15th President of Drury University
- In office 2005–2007

Personal details
- Born: Independence, Missouri, U.S.
- Alma mater: University of Central Missouri (B.A.) University of Missouri–Kansas City (MPA, Ph.D.)

= John Sellars (academic administrator) =

American retired university president

John Sellars, is a retired American academic administrator. He was named president of Graceland University in May 2007, serving until 2017. He previously served as the fifteenth president of Drury University for two years, and a senior vice president for institutional advancement at Syracuse University.

==Biography==
Sellars was born and raised in Independence, Missouri and received his bachelor's degree from University of Central Missouri. He continued his education at the University of Missouri–Kansas City, where he received a master's degree in public administration in 1986 and a Ph.D. in 1992. His post-graduate studies include the Institute for Educational Management at Harvard University and the Strategic Planning and Higher Education Marketing program at the Wharton School of the University of Pennsylvania.

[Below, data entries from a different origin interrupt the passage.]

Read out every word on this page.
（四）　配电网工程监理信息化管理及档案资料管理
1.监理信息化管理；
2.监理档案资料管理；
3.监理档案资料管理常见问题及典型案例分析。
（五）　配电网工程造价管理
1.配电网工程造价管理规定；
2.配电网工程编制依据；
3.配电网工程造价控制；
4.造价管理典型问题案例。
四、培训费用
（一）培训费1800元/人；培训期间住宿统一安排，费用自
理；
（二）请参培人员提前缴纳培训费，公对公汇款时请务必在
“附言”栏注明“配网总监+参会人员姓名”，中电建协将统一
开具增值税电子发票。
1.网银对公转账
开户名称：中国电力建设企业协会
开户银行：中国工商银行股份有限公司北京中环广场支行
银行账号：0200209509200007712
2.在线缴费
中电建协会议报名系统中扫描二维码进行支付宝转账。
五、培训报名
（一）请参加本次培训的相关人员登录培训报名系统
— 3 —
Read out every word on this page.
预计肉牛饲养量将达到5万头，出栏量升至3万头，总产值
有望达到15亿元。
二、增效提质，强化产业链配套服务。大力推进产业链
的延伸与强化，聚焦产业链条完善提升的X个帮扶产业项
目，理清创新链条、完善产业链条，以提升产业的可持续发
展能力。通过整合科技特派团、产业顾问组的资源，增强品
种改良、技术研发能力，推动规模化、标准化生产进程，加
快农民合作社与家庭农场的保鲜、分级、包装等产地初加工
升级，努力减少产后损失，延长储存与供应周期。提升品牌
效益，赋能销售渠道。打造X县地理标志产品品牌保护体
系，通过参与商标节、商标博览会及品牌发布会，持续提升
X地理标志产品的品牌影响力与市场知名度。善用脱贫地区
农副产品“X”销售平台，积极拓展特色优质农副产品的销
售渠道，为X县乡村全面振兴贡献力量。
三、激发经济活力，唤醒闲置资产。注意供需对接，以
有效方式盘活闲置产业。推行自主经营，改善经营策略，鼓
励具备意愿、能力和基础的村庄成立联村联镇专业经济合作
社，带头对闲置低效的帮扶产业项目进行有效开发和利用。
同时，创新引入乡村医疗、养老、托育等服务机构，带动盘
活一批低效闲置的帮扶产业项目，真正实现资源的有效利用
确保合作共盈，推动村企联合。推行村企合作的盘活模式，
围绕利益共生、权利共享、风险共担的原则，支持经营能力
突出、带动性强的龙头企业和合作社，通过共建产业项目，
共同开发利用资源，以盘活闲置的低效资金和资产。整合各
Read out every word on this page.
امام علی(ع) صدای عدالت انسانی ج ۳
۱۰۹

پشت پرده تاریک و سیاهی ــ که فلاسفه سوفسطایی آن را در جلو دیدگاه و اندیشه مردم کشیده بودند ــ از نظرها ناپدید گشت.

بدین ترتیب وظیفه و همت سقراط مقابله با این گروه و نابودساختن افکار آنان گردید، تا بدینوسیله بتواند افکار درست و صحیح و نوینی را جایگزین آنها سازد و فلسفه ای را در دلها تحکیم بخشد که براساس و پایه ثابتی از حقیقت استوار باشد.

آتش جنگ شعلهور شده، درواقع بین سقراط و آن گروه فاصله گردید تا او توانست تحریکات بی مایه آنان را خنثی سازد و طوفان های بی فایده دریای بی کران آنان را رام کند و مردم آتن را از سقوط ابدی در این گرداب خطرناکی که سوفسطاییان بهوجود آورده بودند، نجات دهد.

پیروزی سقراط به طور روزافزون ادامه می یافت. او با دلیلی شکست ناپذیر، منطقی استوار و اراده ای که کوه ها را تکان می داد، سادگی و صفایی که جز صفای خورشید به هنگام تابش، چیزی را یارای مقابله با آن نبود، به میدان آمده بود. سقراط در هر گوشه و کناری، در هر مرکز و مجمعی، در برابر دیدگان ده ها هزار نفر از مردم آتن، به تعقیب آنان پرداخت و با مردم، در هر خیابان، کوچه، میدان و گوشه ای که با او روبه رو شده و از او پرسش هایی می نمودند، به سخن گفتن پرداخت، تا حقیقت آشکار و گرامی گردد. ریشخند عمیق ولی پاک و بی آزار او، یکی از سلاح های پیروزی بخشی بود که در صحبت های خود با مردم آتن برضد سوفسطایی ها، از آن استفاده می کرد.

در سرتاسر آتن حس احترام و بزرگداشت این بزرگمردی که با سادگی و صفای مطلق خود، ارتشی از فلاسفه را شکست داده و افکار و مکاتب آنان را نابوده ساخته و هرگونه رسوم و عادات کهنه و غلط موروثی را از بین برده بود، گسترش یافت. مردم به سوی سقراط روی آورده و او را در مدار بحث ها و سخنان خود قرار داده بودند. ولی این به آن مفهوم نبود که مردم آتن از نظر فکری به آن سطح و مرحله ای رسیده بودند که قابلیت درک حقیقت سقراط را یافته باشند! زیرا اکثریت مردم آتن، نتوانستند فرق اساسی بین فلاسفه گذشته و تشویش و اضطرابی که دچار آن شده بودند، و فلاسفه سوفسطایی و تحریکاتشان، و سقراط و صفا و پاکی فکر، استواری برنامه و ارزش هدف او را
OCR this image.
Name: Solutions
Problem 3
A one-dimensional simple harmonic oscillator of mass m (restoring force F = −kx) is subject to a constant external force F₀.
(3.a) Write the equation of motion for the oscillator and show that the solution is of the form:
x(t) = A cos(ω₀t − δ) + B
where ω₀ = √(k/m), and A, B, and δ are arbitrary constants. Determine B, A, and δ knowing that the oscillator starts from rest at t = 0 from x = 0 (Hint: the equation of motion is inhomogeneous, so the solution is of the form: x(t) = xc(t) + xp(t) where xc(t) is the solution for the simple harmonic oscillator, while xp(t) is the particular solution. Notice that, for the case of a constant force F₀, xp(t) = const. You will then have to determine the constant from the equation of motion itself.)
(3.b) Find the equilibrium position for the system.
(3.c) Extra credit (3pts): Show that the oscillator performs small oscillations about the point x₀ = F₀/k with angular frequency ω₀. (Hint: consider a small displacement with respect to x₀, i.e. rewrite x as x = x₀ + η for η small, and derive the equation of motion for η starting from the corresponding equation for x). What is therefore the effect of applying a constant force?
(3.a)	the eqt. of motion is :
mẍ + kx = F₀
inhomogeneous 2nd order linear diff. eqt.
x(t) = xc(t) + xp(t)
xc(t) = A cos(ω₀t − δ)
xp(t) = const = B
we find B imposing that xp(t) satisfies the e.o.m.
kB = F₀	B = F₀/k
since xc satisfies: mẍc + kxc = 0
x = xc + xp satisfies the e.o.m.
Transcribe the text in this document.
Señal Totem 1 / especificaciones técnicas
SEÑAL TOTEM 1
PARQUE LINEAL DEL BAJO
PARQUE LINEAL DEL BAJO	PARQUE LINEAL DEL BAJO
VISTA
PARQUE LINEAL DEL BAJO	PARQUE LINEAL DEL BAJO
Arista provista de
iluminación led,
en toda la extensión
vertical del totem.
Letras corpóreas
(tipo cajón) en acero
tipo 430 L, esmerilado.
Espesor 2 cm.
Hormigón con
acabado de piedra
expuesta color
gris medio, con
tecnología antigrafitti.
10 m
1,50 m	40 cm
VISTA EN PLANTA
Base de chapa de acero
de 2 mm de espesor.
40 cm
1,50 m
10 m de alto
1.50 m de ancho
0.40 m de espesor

In 2005, Sellars became the 15th president of Drury University, though his tenure ended abruptly after he announced the school was millions of dollars in debt, initiated a re-examination of the university's mission, and appeared to squelch academic freedom following a controversial interview by a faculty member. On April 23, 2007, facing a likely vote of no confidence from the faculty, Sellars resigned.

One month later, on May 24, 2007, Sellars was named president of Graceland University in Lamoni, Iowa, effective July 15. In 2016, the university announced that Sellars would retire in July, 2017. He was succeeded by Patricia Draves, who formerly served as vice president for academic affairs and dean of the University of Mount Union in Alliance, Ohio.